Film ini mempertanyakan apakah saat kita begitu dekat dengan seorang yang “kita tunjuk” mulia dihadapan Tuhan dan kemuliaan itu akan menghampiri hidup kita?. Bahkan tanpa keinginan perbaikan kehidupan yang muluk-muluk, hanya berupaya membuatnya sedikiti lebih baik saja. Tetapi saat Tuhan berkat “tidak/belum” untuk rejeki yang lebih baik, bagaimana mestinya sebagai hambaNya kita menghadapi?. Berusaha bijak menerima kenyataan dan tetap menjadi hambaNya yang setia. Atau justru memilih menjadi kafir dan membenciNya. Pilihan tentu diserahkan pada kita. Dalam film ini pilihan terakhir adalah hidup Beto selanjutnya.

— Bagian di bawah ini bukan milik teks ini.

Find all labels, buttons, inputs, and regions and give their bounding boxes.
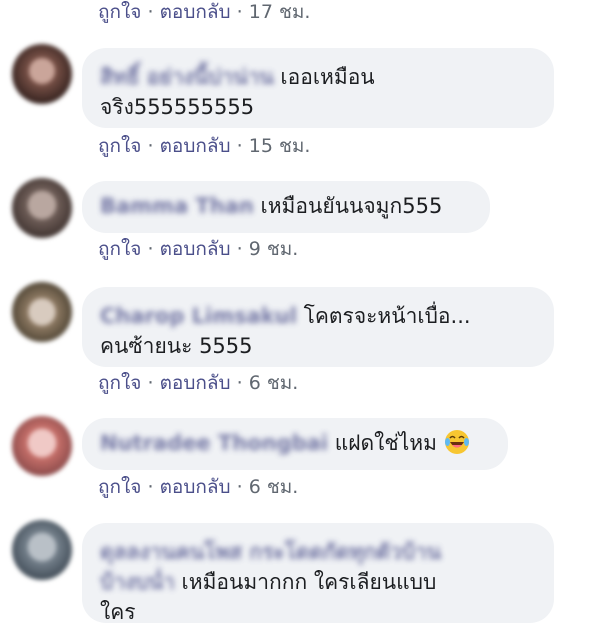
- comment-bubble: สิทธิ์ อย่างนี้บ่าน่าน เออเหมือน จริง555…: [82, 48, 554, 128]
- comment-actions: ถูกใจ · ตอบกลับ · 17 ชม.: [98, 0, 310, 24]
- comment-text: แฝดใช่ไหม: [334, 431, 437, 455]
- comment-text: ใคร: [100, 600, 136, 624]
- comment-text: จริง555555555: [100, 95, 255, 119]
- comment-actions: ถูกใจ · ตอบกลับ · 6 ชม.: [98, 475, 298, 499]
- laughing-crying-emoji-icon: [444, 430, 469, 454]
- comment-time: 9 ชม.: [248, 238, 299, 260]
- comment-author[interactable]: Charop Limsakul: [100, 304, 297, 328]
- comment-text: เออเหมือน: [280, 65, 375, 89]
- avatar[interactable]: [12, 178, 72, 238]
- separator: ·: [147, 238, 154, 260]
- comment-time: 17 ชม.: [248, 1, 311, 23]
- comment-bubble: Bamma Than เหมือนยันนจมูก555: [82, 181, 490, 233]
- separator: ·: [147, 1, 154, 23]
- reply-link[interactable]: ตอบกลับ: [160, 135, 231, 157]
- comment-bubble: ดุลลงานคนโพส กระโดดกัดทุกตัวบ้าน บ้างบน่…: [82, 523, 554, 624]
- reply-link[interactable]: ตอบกลับ: [160, 238, 231, 260]
- separator: ·: [236, 372, 243, 394]
- comment-actions: ถูกใจ · ตอบกลับ · 9 ชม.: [98, 237, 298, 261]
- reply-link[interactable]: ตอบกลับ: [160, 476, 231, 498]
- like-link[interactable]: ถูกใจ: [98, 476, 141, 498]
- separator: ·: [236, 1, 243, 23]
- avatar[interactable]: [12, 282, 72, 342]
- comment-text: คนซ้ายนะ 5555: [100, 334, 253, 358]
- separator: ·: [147, 135, 154, 157]
- separator: ·: [236, 135, 243, 157]
- comment-author[interactable]: ดุลลงานคนโพส กระโดดกัดทุกตัวบ้าน: [100, 540, 441, 564]
- comment-actions: ถูกใจ · ตอบกลับ · 6 ชม.: [98, 371, 298, 395]
- comment-author[interactable]: Nutradee Thongbai: [100, 431, 328, 455]
- comment-text: เหมือนมากกก ใครเลียนแบบ: [181, 570, 437, 594]
- separator: ·: [236, 476, 243, 498]
- comment-text: เหมือนยันนจมูก555: [260, 194, 443, 218]
- comment-text: โคตรจะหน้าเบื่อ...: [303, 304, 471, 328]
- comment-author[interactable]: Bamma Than: [100, 194, 254, 218]
- comment-bubble: Charop Limsakul โคตรจะหน้าเบื่อ... คนซ้า…: [82, 287, 554, 367]
- separator: ·: [236, 238, 243, 260]
- comment-bubble: Nutradee Thongbai แฝดใช่ไหม: [82, 418, 508, 470]
- reply-link[interactable]: ตอบกลับ: [160, 1, 231, 23]
- comment-time: 6 ชม.: [248, 372, 299, 394]
- separator: ·: [147, 372, 154, 394]
- comment-author[interactable]: บ้างบน่ำ: [100, 570, 175, 594]
- comment-author[interactable]: สิทธิ์ อย่างนี้บ่าน่าน: [100, 65, 274, 89]
- comment-time: 6 ชม.: [248, 476, 299, 498]
- avatar[interactable]: [12, 44, 72, 104]
- comment-time: 15 ชม.: [248, 135, 311, 157]
- avatar[interactable]: [12, 416, 72, 476]
- like-link[interactable]: ถูกใจ: [98, 135, 141, 157]
- avatar[interactable]: [12, 520, 72, 580]
- comment-actions: ถูกใจ · ตอบกลับ · 15 ชม.: [98, 134, 310, 158]
- separator: ·: [147, 476, 154, 498]
- reply-link[interactable]: ตอบกลับ: [160, 372, 231, 394]
- like-link[interactable]: ถูกใจ: [98, 372, 141, 394]
- like-link[interactable]: ถูกใจ: [98, 1, 141, 23]
- like-link[interactable]: ถูกใจ: [98, 238, 141, 260]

Beberapa poin penting yang membuat film ini bagus adalah Naskah film yang provocatif (menjelang film berakhir penoton “dipaksa” berpihak pada Beto yang mempertaruhkan keimanannya). Pemanfaatan beberapa footage asli kunjungan Paus. Sinematografi landscape perbatasan Brasil-Uruguay yang indah menjadi ironi terhadap kemiskinan penduduknya dan tentu adalah Akting memikat dari Cesar Troncoso yang memerankan Beto.
Selain sukses di Cannes, film ini juga meraih penghargaan dari beberapa festival film dunia. Horizon Awards dari San Sebastian International Film Festival 2007. Best first work dari Guadalajara Internatinal Film Festival 2008 dan Lleida Latin American Film Festival 2008. Film, Aktor, Aktris dan Naskah terbaik dari Gramado Film Festival Brazil 2007. Serta mendapatkan 4 nominasi pada perhelatan Oscarnya Brazil, Cinema Brasil Grand Prize 2009 untuk film, aktor, naskah dan sinematografi terbaik.